5% recovery with 4 threads (More than 4 threads didn't improve things)

./parpar_beta/bin/parpar.js -n -t4 -r5% -s5M --seq-read-size=5M -dpow2 --read-hash-queue=2 --method xorjit-sse  -o test.par2 6GB.bin
Input data:         6143.53 MiB (1229 slices from 1 file)
Recovery data:      310 MiB (62 * 5120 KiB slices)
Input pass(es):     1, processing 62 * 5120 KiB chunks per pass
Slice memory usage: 430 MiB (62 recovery + 24 processing chunks)
Read buffer size:   5120 KiB * 8 buffers
Multiply method:    Xor-Jit (SSE2) with 64.25 KiB loop tiling, 4 threads
Input batching:     12 chunks, 2 batches
Calculating: 100.00%
PAR2 created. Time taken: 19.226 second(s)

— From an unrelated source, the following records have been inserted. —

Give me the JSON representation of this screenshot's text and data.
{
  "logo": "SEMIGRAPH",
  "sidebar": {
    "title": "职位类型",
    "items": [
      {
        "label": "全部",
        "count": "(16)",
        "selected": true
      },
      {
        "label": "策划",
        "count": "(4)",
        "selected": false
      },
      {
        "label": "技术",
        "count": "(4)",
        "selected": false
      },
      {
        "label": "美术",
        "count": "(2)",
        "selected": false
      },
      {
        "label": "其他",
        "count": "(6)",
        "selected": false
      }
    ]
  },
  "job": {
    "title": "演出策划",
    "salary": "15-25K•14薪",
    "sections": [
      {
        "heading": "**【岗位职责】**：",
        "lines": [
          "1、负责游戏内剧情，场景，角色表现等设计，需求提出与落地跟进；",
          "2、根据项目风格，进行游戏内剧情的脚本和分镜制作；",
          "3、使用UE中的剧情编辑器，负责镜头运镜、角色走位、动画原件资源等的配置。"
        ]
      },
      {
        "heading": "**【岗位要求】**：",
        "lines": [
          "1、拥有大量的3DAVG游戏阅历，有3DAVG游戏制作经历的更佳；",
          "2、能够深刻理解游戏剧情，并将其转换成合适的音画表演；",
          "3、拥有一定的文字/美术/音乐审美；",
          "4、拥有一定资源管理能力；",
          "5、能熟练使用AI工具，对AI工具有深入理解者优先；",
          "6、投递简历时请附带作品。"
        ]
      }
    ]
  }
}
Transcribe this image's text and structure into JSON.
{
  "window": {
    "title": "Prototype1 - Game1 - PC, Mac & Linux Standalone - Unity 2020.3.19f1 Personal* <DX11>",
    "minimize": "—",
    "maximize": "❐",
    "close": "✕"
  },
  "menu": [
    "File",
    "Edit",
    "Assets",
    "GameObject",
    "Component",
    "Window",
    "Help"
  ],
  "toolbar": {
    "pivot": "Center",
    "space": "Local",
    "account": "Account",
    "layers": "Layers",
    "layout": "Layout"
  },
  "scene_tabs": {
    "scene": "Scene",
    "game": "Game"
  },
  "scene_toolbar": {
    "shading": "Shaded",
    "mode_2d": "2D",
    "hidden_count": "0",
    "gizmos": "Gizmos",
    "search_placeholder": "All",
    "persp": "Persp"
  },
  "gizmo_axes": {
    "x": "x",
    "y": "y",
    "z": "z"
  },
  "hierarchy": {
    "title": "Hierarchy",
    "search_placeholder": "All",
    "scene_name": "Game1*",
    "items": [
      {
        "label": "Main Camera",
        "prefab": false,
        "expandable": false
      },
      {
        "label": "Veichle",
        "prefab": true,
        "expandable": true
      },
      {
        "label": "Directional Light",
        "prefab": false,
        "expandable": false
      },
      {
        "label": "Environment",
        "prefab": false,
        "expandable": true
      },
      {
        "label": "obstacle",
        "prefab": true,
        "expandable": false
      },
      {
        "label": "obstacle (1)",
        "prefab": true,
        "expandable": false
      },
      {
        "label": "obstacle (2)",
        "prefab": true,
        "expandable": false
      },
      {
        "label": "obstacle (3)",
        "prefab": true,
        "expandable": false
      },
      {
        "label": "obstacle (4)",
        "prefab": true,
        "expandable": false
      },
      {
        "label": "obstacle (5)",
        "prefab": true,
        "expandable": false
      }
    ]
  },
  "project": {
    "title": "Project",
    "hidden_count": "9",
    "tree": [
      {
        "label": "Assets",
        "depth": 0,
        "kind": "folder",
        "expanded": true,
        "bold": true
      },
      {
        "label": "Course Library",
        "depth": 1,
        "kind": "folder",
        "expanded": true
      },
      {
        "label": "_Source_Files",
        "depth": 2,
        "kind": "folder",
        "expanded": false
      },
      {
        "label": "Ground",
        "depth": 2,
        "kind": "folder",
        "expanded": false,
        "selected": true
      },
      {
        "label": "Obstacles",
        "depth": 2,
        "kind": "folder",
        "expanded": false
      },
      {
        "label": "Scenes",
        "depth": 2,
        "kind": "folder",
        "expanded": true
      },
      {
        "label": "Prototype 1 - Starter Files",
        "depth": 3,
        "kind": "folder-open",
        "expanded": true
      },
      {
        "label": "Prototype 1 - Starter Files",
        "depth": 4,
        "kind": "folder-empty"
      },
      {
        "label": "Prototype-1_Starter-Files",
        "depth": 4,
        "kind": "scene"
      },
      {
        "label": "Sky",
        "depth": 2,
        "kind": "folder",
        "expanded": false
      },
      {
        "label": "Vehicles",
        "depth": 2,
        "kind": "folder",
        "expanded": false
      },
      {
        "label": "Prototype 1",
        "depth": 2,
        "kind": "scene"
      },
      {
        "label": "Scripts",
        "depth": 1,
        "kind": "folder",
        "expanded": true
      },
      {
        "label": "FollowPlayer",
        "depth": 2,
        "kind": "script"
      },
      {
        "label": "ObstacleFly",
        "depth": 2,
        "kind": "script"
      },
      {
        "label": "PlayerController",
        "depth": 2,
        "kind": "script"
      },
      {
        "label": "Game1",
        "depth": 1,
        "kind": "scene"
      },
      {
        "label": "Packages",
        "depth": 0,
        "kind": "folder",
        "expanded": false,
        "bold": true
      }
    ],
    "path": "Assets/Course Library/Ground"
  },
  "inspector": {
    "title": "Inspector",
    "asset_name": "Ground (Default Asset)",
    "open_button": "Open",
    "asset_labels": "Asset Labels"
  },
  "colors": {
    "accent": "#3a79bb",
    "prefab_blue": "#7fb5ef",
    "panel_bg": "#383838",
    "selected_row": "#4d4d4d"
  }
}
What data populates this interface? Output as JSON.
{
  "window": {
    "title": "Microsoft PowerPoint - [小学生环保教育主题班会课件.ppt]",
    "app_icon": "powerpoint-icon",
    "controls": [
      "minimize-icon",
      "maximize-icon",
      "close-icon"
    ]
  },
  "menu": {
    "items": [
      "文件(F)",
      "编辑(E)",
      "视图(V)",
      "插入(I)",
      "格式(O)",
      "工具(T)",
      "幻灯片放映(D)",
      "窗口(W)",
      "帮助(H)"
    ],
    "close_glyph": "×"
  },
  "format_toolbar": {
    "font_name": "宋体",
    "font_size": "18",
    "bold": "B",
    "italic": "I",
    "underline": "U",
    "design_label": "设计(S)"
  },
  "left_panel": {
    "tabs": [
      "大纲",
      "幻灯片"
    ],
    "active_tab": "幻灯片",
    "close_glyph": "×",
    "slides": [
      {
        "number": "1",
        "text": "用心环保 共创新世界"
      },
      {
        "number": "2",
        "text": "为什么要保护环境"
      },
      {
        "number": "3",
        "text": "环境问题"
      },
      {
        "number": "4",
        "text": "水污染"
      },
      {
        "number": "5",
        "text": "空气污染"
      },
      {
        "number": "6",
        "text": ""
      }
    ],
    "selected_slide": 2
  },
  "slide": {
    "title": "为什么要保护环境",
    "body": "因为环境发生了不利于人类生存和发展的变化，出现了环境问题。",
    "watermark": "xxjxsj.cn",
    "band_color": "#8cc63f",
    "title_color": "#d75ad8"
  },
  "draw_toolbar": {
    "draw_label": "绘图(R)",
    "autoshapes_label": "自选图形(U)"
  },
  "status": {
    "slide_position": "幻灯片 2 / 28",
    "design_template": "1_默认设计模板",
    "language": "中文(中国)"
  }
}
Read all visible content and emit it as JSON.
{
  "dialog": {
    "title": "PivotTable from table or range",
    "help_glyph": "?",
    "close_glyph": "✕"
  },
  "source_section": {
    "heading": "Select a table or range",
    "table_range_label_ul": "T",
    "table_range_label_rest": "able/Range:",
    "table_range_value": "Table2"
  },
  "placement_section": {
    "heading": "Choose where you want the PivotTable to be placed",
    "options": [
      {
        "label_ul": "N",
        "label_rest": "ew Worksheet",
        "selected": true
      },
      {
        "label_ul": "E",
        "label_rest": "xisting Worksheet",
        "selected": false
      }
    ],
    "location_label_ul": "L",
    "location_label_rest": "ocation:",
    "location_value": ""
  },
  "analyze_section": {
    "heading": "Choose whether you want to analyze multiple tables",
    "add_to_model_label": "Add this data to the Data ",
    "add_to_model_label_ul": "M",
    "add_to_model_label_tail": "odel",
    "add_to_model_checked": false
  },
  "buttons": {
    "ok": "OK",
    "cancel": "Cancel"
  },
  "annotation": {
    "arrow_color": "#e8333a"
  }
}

I have played around with --read-hash-queue=1 --read-hash-queue=2 and --read-hash-queue=4 but that doesn't make a big difference. All are about 19s like last test above. The --seq-read-size=5M seems to make a difference though because when I run the last test above without --seq-read-size=5M it takes 27 seconds.

When I make a split archive of that 6GB.bin file with 100MB parts and then run the same command I get 14 seconds, and with 6 threads I get 11 seconds. So threading works better on more files indeed, which makes sense. But using all threads in the system actually slowed it down to 20s instead of the 11 below.

./parpar_beta/bin/parpar.js -n -t6 -r5% -s5M --seq-read-size=5M -dpow2 --read-hash-queue=2 --method xorjit-sse  -o test.par2 rar/*
Input data:         6143.55 MiB (1229 slices from 62 files)
Recovery data:      310 MiB (62 * 5120 KiB slices)
Input pass(es):     1, processing 62 * 5120 KiB chunks per pass
Slice memory usage: 430 MiB (62 recovery + 24 processing chunks)
Read buffer size:   5120 KiB * 8 buffers
Multiply method:    Xor-Jit (SSE2) with 64.25 KiB loop tiling, 8 threads
Input batching:     12 chunks, 2 batches
Calculating: 100.00%
PAR2 created. Time taken: 11.432 second(s)

Using more than 6 threads didn't improve things. The scheduler might have put some threads on a different NUMA node.

animetosho commented 2 years ago

Thanks again for all those tests!

Yep, sort of:

Interesting, maybe it's due to the second pass required, and shuffle-avx just being slower than xorjit-sse.
The 1M slice test may have yielded in favour of shuffle-avx due to xorjit-sse being unable to load up all threads.

From your new tests, it seems that the first pass cannot go below ~18 seconds (disk/hashing bottleneck), and the 4 thread test roughly matches this figure, so likely bottlenecking there. Also doing a second pass appears to add a fair bit of time, which may a key factor of the original 5M slice test getting roughly the same speed as the 1M slice test.

I have played around with --read-hash-queue=1 --read-hash-queue=2 and --read-hash-queue=4 but that doesn't make a big difference.

The option has little effect for single file tests - it's mostly beneficial if there's a lot of files, and there's a hashing bottleneck.

So threading works better on more files indeed, which makes sense

...whereas in this case, the smaller hash queue likely gives the most benefit.
Multiple files don't actually improve threading behaviour of recovery computation (the -t parameter), but it does relieve the per-file MD5 bottleneck.

ghost commented 2 years ago

Thanks for the help, I got the speed at least tripled or so now :-)